He wore one of his American hats, decidedly too wide in the brim for London, the choice deliberate to counter the snobbery he thought he was going to find in Aubrey Heseltine. So were the boots - old, polished but deeply wrinkled, brown rather than black, what he supposed Henry James would call ‘louche’. Going out, he opened the box to take the derringer without thinking, but the box was empty, and he remembered that Atkins had wanted it.
Atkins stopped him at the front door. ‘Going to rain.’ He held out an umbrella.
‘I’m not English.’
Atkins draped a mackintosh over his left arm. ‘The rain will be.’
He walked quickly to Russell Square (he’d take today’s writing to the typewriter with tomorrow’s), strode along beside the Museum, ducked into Greek Street and down to Old Compton Street, then zigzagged into Brewer Street and so behind the Café Royal at the Glasshouse Street end, giving a regretful glance at the café, where he wanted to be sitting with Janet Striker, drinking the milky coffee.

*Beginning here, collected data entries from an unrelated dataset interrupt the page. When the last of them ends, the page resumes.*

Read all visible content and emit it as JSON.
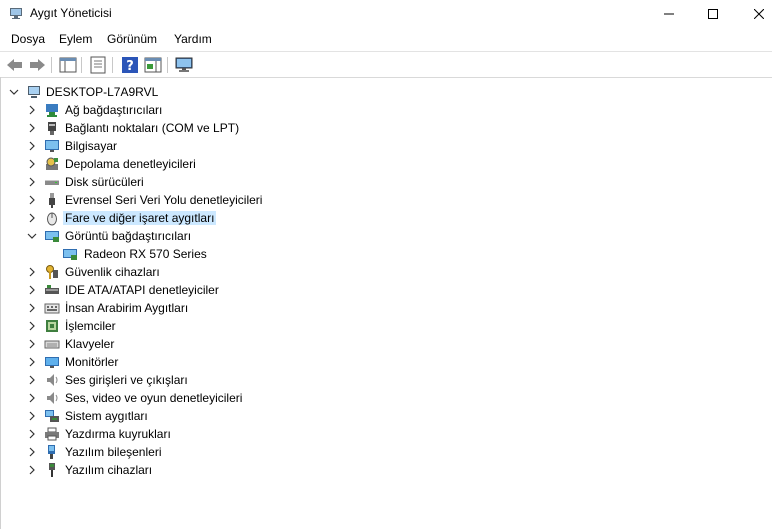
{
  "window": {
    "title": "Aygıt Yöneticisi"
  },
  "menu": {
    "items": [
      "Dosya",
      "Eylem",
      "Görünüm",
      "Yardım"
    ]
  },
  "toolbar": {
    "icons": [
      "back-arrow-icon",
      "forward-arrow-icon",
      "show-hide-tree-icon",
      "properties-icon",
      "help-icon",
      "action-pane-icon",
      "monitor-scan-icon"
    ]
  },
  "tree": {
    "root": "DESKTOP-L7A9RVL",
    "categories": [
      {
        "label": "Ağ bağdaştırıcıları",
        "icon": "network-adapter-icon"
      },
      {
        "label": "Bağlantı noktaları (COM ve LPT)",
        "icon": "port-icon"
      },
      {
        "label": "Bilgisayar",
        "icon": "computer-icon"
      },
      {
        "label": "Depolama denetleyicileri",
        "icon": "storage-controller-icon"
      },
      {
        "label": "Disk sürücüleri",
        "icon": "disk-drive-icon"
      },
      {
        "label": "Evrensel Seri Veri Yolu denetleyicileri",
        "icon": "usb-icon"
      },
      {
        "label": "Fare ve diğer işaret aygıtları",
        "icon": "mouse-icon"
      },
      {
        "label": "Görüntü bağdaştırıcıları",
        "icon": "display-adapter-icon"
      },
      {
        "label": "Radeon RX 570 Series",
        "icon": "gpu-icon"
      },
      {
        "label": "Güvenlik cihazları",
        "icon": "security-device-icon"
      },
      {
        "label": "IDE ATA/ATAPI denetleyiciler",
        "icon": "ide-controller-icon"
      },
      {
        "label": "İnsan Arabirim Aygıtları",
        "icon": "hid-icon"
      },
      {
        "label": "İşlemciler",
        "icon": "processor-icon"
      },
      {
        "label": "Klavyeler",
        "icon": "keyboard-icon"
      },
      {
        "label": "Monitörler",
        "icon": "monitor-icon"
      },
      {
        "label": "Ses girişleri ve çıkışları",
        "icon": "speaker-icon"
      },
      {
        "label": "Ses, video ve oyun denetleyicileri",
        "icon": "sound-controller-icon"
      },
      {
        "label": "Sistem aygıtları",
        "icon": "system-device-icon"
      },
      {
        "label": "Yazdırma kuyrukları",
        "icon": "printer-icon"
      },
      {
        "label": "Yazılım bileşenleri",
        "icon": "software-component-icon"
      },
      {
        "label": "Yazılım cihazları",
        "icon": "software-device-icon"
      }
    ]
  }
}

He dodged across Regent Street to Piccadilly, a cacophony of horse-drawn buses and cabs and a surprising number of motor cars (many more, he thought, than a year ago - the world was speeding up), and strolled to the entrance to Albany Court. Only men lived in that odd collection of buildings called the Albany. Denton, as an American, thought that he would never understand such places, where men sequestered themselves in gated and guarded byways that had for him a feel of monastic sterility. ‘Here,’ these places said, ‘lives masculine Privilege; avert your eyes and pass on.’ Maybe it was a residue of their (irrationally named) public schools. Boys together, and so on. Perpetual boys?
‘Heseltine,’ he barked at the attendant. ‘I’m expected.’

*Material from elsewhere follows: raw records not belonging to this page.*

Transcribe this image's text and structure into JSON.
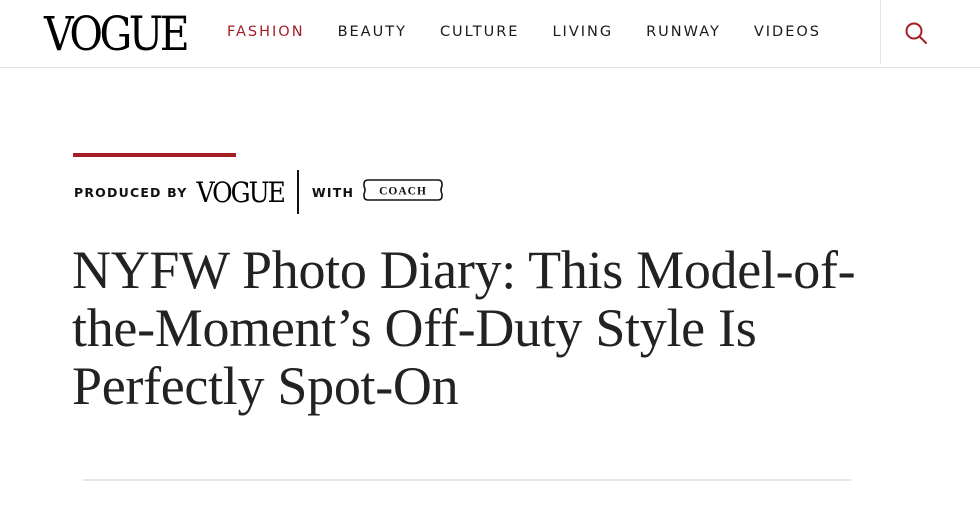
{
  "header": {
    "logo": "VOGUE",
    "nav": [
      {
        "label": "FASHION",
        "active": true
      },
      {
        "label": "BEAUTY",
        "active": false
      },
      {
        "label": "CULTURE",
        "active": false
      },
      {
        "label": "LIVING",
        "active": false
      },
      {
        "label": "RUNWAY",
        "active": false
      },
      {
        "label": "VIDEOS",
        "active": false
      }
    ],
    "search_icon": "search-icon"
  },
  "sponsor": {
    "produced_by": "PRODUCED BY",
    "producer_logo": "VOGUE",
    "with": "WITH",
    "partner_logo": "COACH"
  },
  "article": {
    "headline": "NYFW Photo Diary: This Model-of-the-Moment’s Off-Duty Style Is Perfectly Spot-On"
  },
  "colors": {
    "accent": "#a51d25",
    "text": "#1a1a1a",
    "divider": "#e3e3e3"
  }
}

‘Name, sir?’ The man looked old enough to be Denton’s father, frail enough to be on sticks; he moved with a maddening slowness. If he was the guardian, the Albany could have been easily breached - except that this was Piccadilly, and the real guardian was respectability, and habit, and the horror of ‘scenes’.

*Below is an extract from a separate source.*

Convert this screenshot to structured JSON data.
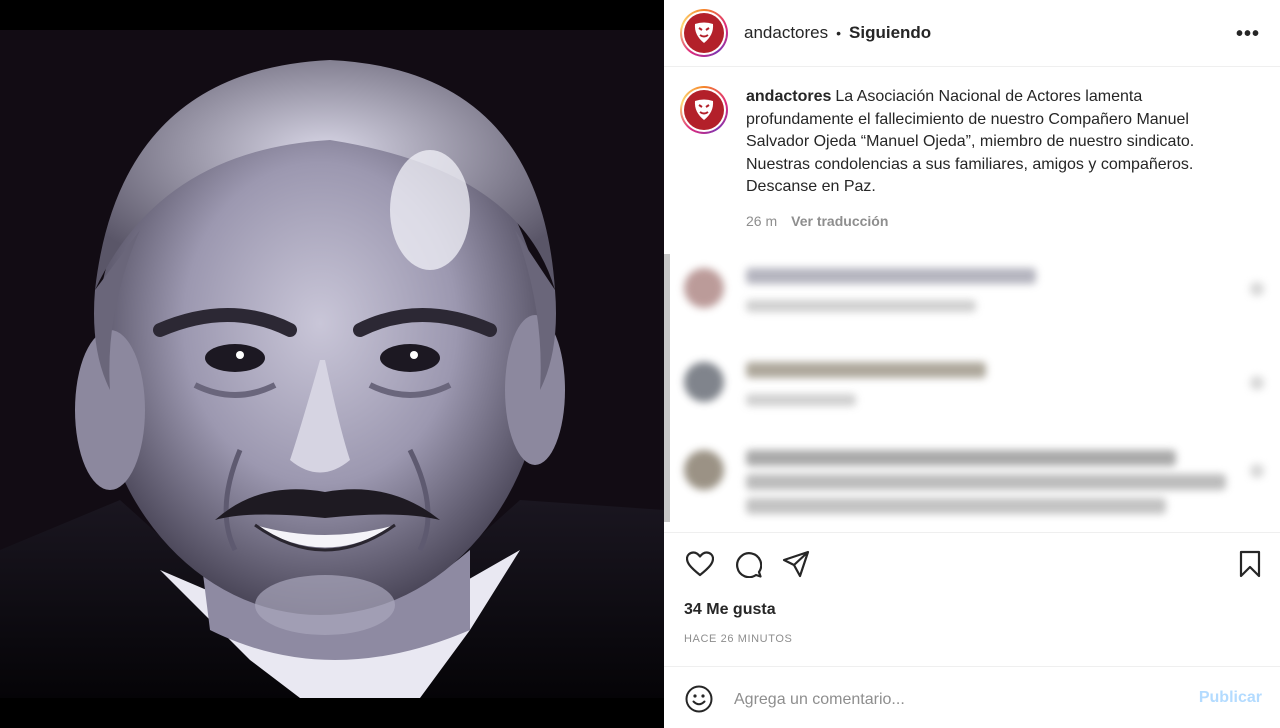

He was passed in and directed, and he strolled down the court, feeling its sense of comfort and pleasant isolation, disliking it for the same reason that he disliked having a servant. He was a democrat.
To his surprise, then, Aubrey Heseltine opened his own door. There was no mistaking him for a servant - wrong clothes, wrong manner. Aubrey Heseltine was younger than Denton had expected, shyer than he had expected, pretentious - if he was - out of unsure-ness. He was a type: almost emaciated, not much chin, prominent cheekbones with cheeks like planed surfaces, high colour, tall. Handsome in his way. ‘Neurasthenic’, to use a fashionable word.
‘Oh, do come in,’ he said as soon as he understood who Denton was. Denton’s wide hat and old boots seemed to have no effect on him. He moved about, muttering and making quick, incomplete gestures, said his man was out, apologized, said the place wasn’t his, only borrowed, stammered, blushed, then stood in the middle of the room and looked stricken.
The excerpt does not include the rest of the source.